Terceira parte
Aliás, não foram só os fósforos
que acabaram e não se puderam fazer mais porque não veio a luz, mas onde nós
verdadeiramente nos tramamos a sério foi quando demos cabo da última chispa de lume,
o que, vejam bem, é uma infelicidade bastante grande porque, em primeiro lugar,
ninguém no seu perfeito juízo imagina que a humanidade inteira possa ser tão
passada dos carretos que se chegue ao ponto de deixar esgotar o lume, e, em segundo
lugar, parece que para fazer lume não é preciso ter luz, pelo menos é o que dizem
os entendidos, embora eu não acredite mesmo nada, mas a verdade é que uma coisa
veio a dar na outra e, desde aí, entramos num buraco que parece não ter fundo e
tem um aspeto tão negro que só nos apetece fugir. Mas para onde?

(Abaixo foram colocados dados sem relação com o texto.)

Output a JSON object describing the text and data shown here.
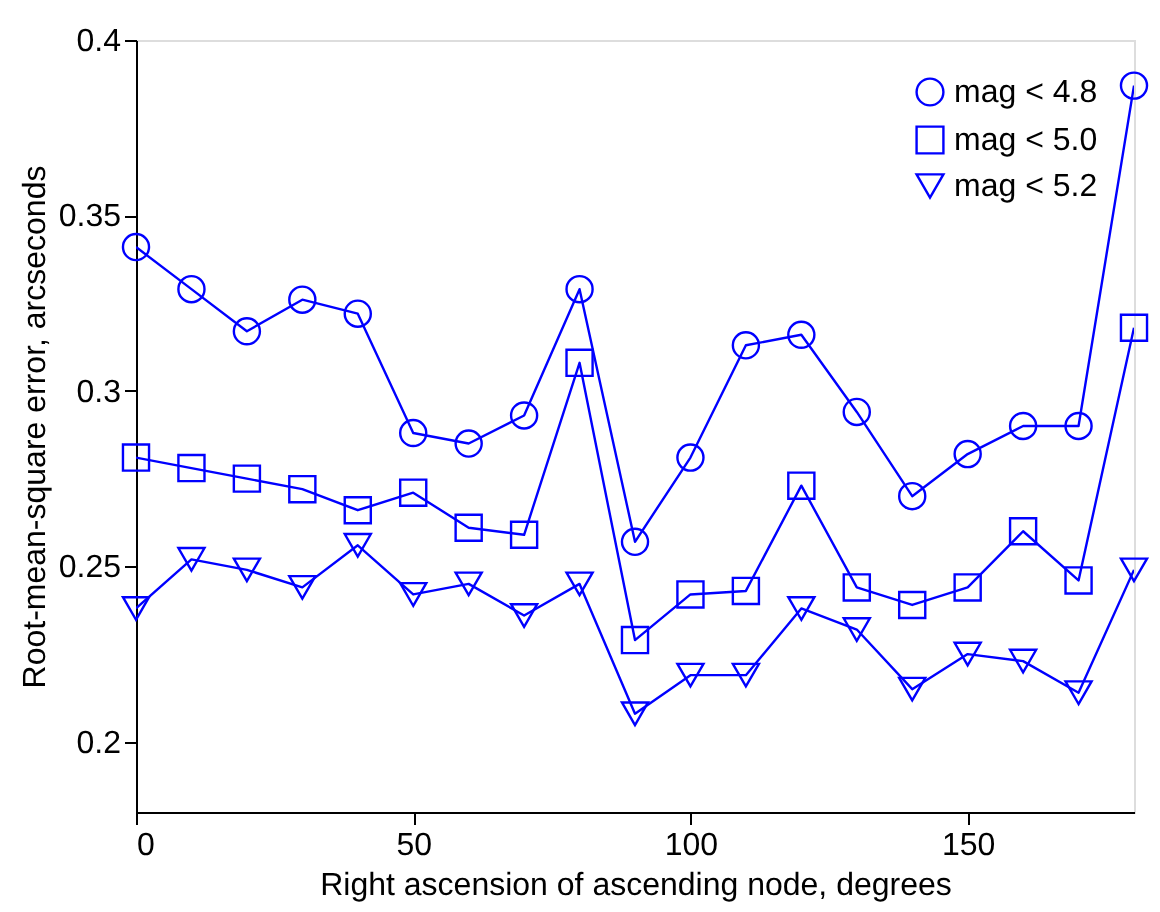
{
  "chart_data": {
    "type": "line",
    "xlabel": "Right ascension of ascending node, degrees",
    "ylabel": "Root-mean-square error, arcseconds",
    "x": [
      0,
      10,
      20,
      30,
      40,
      50,
      60,
      70,
      80,
      90,
      100,
      110,
      120,
      130,
      140,
      150,
      160,
      170,
      180
    ],
    "xlim": [
      0,
      180
    ],
    "xticks": [
      0,
      50,
      100,
      150
    ],
    "ylim": [
      0.18,
      0.4
    ],
    "yticks": [
      0.2,
      0.25,
      0.3,
      0.35,
      0.4
    ],
    "grid": false,
    "legend": "top right",
    "line_style": "solid",
    "series": [
      {
        "name": "mag < 4.8",
        "color": "#0000ff",
        "marker": "circle",
        "values": [
          0.341,
          0.329,
          0.317,
          0.326,
          0.322,
          0.288,
          0.285,
          0.293,
          0.329,
          0.257,
          0.281,
          0.313,
          0.316,
          0.294,
          0.27,
          0.282,
          0.29,
          0.29,
          0.387
        ]
      },
      {
        "name": "mag < 5.0",
        "color": "#0000ff",
        "marker": "square",
        "values": [
          0.281,
          0.278,
          0.275,
          0.272,
          0.266,
          0.271,
          0.261,
          0.259,
          0.308,
          0.229,
          0.242,
          0.243,
          0.273,
          0.244,
          0.239,
          0.244,
          0.26,
          0.246,
          0.318
        ]
      },
      {
        "name": "mag < 5.2",
        "color": "#0000ff",
        "marker": "triangle",
        "values": [
          0.238,
          0.252,
          0.249,
          0.244,
          0.256,
          0.242,
          0.245,
          0.236,
          0.245,
          0.208,
          0.219,
          0.219,
          0.238,
          0.232,
          0.215,
          0.225,
          0.223,
          0.214,
          0.249
        ]
      }
    ]
  }
}
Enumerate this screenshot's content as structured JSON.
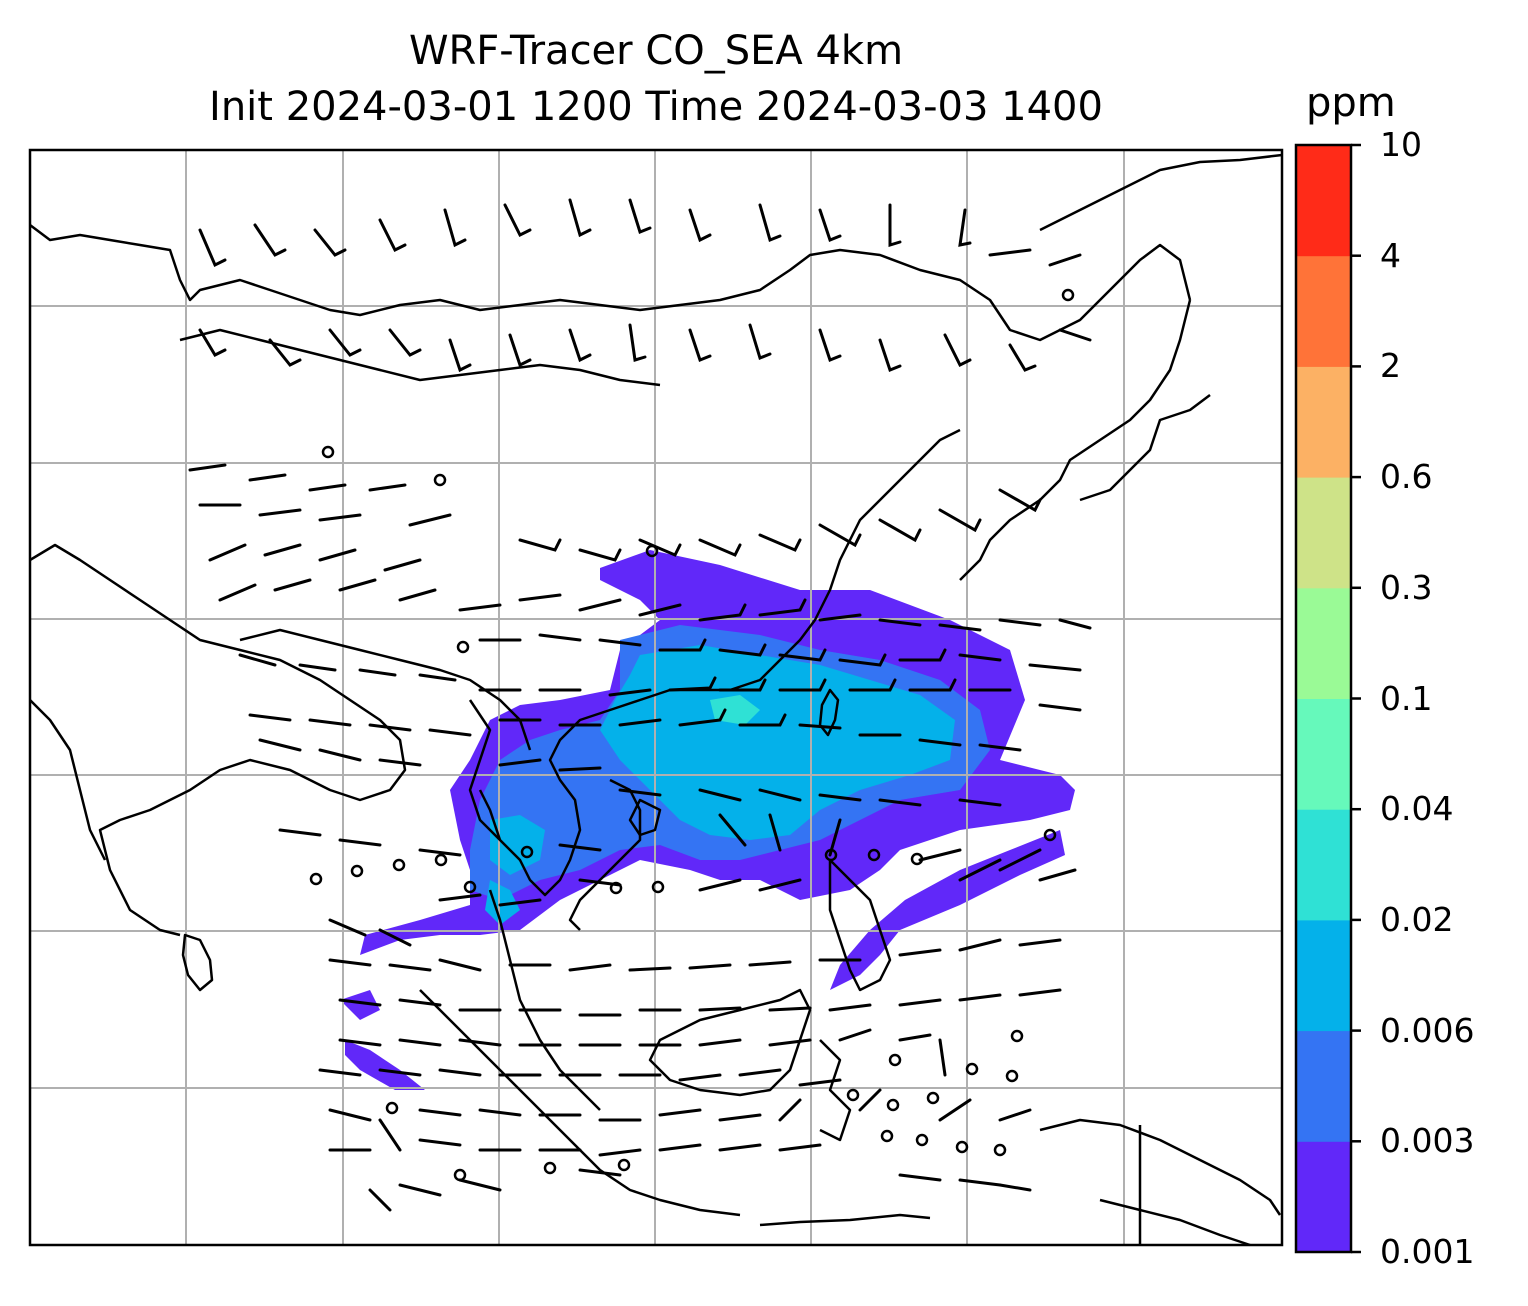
{
  "title": {
    "line1": "WRF-Tracer CO_SEA 4km",
    "line2": "Init 2024-03-01 1200 Time 2024-03-03 1400"
  },
  "colorbar": {
    "unit": "ppm",
    "levels": [
      "0.001",
      "0.003",
      "0.006",
      "0.02",
      "0.04",
      "0.1",
      "0.3",
      "0.6",
      "2",
      "4",
      "10"
    ],
    "colors": [
      "#6128f9",
      "#3474f3",
      "#04b1ea",
      "#2fe1d5",
      "#66f9bb",
      "#9afa96",
      "#cee388",
      "#fcb164",
      "#ff7338",
      "#ff2b18"
    ]
  },
  "map": {
    "gridlines": "on",
    "grid_color": "#b0b0b0",
    "coastline_color": "#000000",
    "features": [
      "coastlines",
      "country borders",
      "wind barbs",
      "CO tracer concentration contours"
    ]
  }
}
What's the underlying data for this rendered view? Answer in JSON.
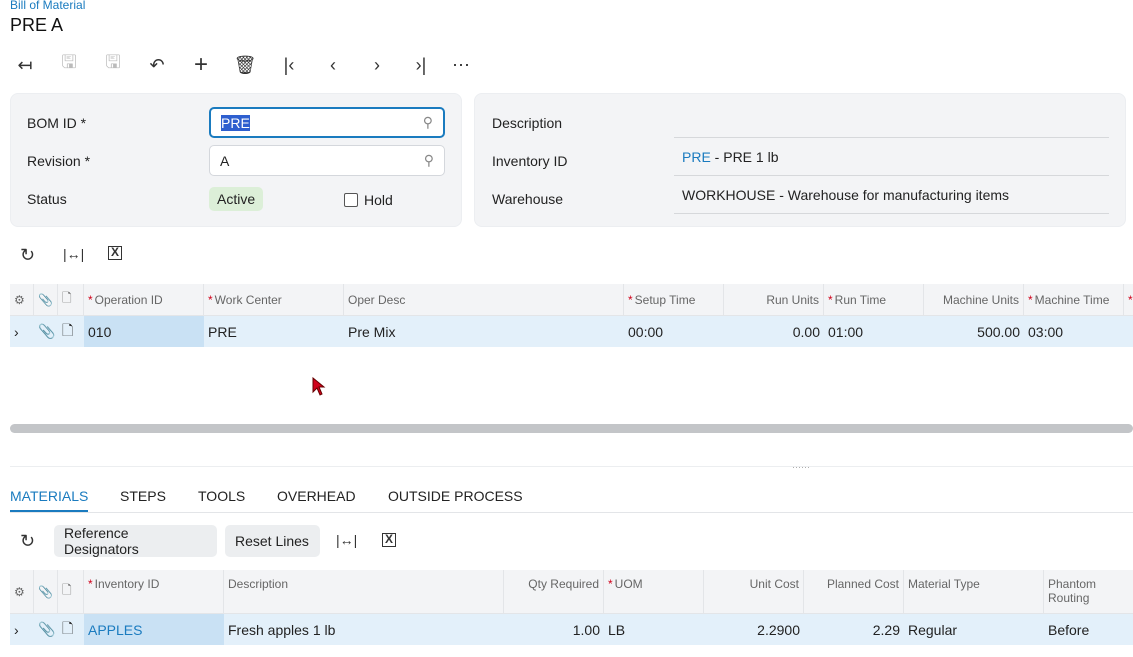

Agora, ainda que fosse possível,
nós já não temos forma de descobrir como se faz lume, porque, antes de termos enviado
para outro mundo a última fagulha de rodízio, deu-nos na cabeça para reduzir a
cinzas uma data de bugigangas que não tinham qualquer tipo de utilidade prática
e foi assim que acabamos por liquidar todos os livros do mundo. E foi um
regabofe estupendo, um pagode sem fim, garanto-vos que até valeu a pena, mas
acabamos por pecar por só depois nos termos lembrado de que agora, que a luz
elétrica se foi e já não veio, não podemos ir à net, nem aos ficheiros
informáticos ou aos ebooks e a todas
essas coisas que tanto estimávamos e dávamos por adquirido e, bem, digo-vos em
abono da verdade que já não atinamos fazer coisas que acho que os cabeludos das
cavernas eram capazes de fazer enquanto o diabo esfregava um olho.